Today, the two culprits return in their maroon SUV. It has been three weeks since the first pilfered newspaper. They are dressed the same as before: black clothing and white sneakers. This time, however, the driver shifts the vehicle into park. The driver watches as the passenger steps out of the vehicle and lights a cigarette. Murky clouds sprawl across the horizon as they approach the scene in a slow, steady drift; they don’t seem to indicate rain. There’s a flagpole planted in the small lawn in front of the church, but it doesn’t quite reach the steeple. The passenger drags on the cigarette as he approaches the newspaper on the ground. The church’s exterior is shingled and there’s a commemorative bench that sits outside the front door. Perennials line the church’s base and they look fresh in the morning air. After running through the night, the parking lot’s lights bang off.
He slips the paper out of its plastic bag. The paper is thin this morning, not much news to report. He cradles the cigarette butt, moves it from his mouth, and flicks it onto the paper below. The newspaper doesn’t ignite. Instead, a small circle of char and tiny embers collects on the front page. This was expected. This is a warning.
It’s the company, Norah says to her daughter, Linda Ghirardi, whenever she comes to visit. Seeing someone else’s face — it keeps me above sea level. Mrs. Ghirardi nods and listens. She tries to understand how it’s healthy for her mother, a frail and beaten widow, to continue working. You can’t imagine how it feels lying in bed or on the couch all day with your failing lungs as your only friend, she says. Linda, sweetie, you can’t even imagine.
For the most part, the town rallied around those who survived Walter. The wake and resulting funeral were heavily attended, and even before Walter’s death, many had visited Jason in the hospital. Unable to wake from unconsciousness, his room was at one point filled with bright flowers and balloons. Friends, and even the occasional acquaintance, would come sit at his bedside.

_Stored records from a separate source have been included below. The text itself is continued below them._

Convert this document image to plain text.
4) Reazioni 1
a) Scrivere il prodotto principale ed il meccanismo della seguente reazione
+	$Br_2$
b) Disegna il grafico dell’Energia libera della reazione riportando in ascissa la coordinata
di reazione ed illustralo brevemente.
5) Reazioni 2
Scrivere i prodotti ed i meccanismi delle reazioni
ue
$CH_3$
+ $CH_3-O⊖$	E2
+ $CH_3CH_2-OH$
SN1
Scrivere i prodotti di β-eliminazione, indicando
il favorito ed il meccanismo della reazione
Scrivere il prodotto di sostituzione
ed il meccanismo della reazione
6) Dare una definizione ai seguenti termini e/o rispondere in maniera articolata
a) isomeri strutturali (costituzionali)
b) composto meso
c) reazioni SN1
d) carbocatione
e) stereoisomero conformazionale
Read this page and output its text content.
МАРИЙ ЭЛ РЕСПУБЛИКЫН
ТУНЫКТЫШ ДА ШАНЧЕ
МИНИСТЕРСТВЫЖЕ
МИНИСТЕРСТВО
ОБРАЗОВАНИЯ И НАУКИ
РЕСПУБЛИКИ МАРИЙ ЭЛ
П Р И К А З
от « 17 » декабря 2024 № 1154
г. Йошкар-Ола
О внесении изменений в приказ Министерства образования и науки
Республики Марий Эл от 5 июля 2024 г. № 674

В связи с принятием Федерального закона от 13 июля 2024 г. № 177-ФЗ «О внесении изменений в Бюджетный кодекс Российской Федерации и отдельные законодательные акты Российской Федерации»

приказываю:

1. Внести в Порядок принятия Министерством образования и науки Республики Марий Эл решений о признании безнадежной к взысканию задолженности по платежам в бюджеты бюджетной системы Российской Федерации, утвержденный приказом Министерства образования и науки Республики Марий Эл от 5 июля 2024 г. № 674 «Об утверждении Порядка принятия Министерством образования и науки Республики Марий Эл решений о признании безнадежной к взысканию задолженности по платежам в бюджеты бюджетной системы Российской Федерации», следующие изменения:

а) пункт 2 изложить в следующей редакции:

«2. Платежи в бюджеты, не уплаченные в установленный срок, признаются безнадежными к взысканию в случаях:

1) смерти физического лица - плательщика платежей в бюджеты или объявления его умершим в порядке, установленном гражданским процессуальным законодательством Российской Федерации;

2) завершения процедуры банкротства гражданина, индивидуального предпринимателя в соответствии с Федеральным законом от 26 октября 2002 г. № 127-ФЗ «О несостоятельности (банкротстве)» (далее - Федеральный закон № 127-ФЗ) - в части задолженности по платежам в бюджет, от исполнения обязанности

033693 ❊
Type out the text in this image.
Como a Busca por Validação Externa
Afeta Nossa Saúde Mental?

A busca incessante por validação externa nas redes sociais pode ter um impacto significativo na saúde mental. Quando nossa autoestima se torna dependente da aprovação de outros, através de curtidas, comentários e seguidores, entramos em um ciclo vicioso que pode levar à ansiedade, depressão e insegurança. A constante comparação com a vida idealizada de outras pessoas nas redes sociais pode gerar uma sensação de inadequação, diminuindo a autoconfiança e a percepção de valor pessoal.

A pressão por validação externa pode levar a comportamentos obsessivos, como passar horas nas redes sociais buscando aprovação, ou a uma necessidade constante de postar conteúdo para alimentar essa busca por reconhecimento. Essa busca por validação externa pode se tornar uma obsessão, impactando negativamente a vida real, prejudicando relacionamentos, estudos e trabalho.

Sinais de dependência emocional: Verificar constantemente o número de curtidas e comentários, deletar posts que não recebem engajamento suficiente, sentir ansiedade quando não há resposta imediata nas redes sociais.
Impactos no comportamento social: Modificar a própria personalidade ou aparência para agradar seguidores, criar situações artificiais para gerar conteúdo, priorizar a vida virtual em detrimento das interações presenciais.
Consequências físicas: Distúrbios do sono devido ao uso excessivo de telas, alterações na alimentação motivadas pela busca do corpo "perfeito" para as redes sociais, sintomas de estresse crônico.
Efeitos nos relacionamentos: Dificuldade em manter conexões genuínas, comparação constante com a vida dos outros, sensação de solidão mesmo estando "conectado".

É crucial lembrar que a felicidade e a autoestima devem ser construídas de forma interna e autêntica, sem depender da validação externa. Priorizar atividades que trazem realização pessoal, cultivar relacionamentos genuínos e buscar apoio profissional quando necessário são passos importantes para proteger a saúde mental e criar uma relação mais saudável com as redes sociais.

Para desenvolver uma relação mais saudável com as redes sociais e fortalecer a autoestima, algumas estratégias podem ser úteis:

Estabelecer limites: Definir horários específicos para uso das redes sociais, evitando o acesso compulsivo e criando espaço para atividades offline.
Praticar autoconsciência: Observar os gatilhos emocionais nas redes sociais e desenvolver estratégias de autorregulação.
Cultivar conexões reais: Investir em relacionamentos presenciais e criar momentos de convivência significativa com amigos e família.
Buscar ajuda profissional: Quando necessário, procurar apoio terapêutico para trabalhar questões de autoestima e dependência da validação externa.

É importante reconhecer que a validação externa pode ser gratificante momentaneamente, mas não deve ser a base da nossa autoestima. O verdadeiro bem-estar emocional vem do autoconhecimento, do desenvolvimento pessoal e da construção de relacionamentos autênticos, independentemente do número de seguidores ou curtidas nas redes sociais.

After a month or two, he remained unconscious, and the luster of his suffering dissolved.
It’s as if there’s a cap on the observance of trauma, Walter’s remaining sons think. Once the accidents went public, they stayed relevant for only so long before they became private burdens again, vast and lonely yokes. They are without a father. Their brother who was once animate and active is now fallen and profoundly incapacitated. They understand that disintegration and entropy is natural, but they cannot fathom how and why their father drifted into inner oblivion, how their brother’s fall wasn’t anything less than tragic and sad. Who else would notice? Who else would tussle with these questions? Who would know?
It’s not that they want everyone to suffer. It’s not that they are vitriolic or malicious. They don’t want to watch the world burn. They only want the victims and witnesses to remember the world in which they once lived. They want them to understand.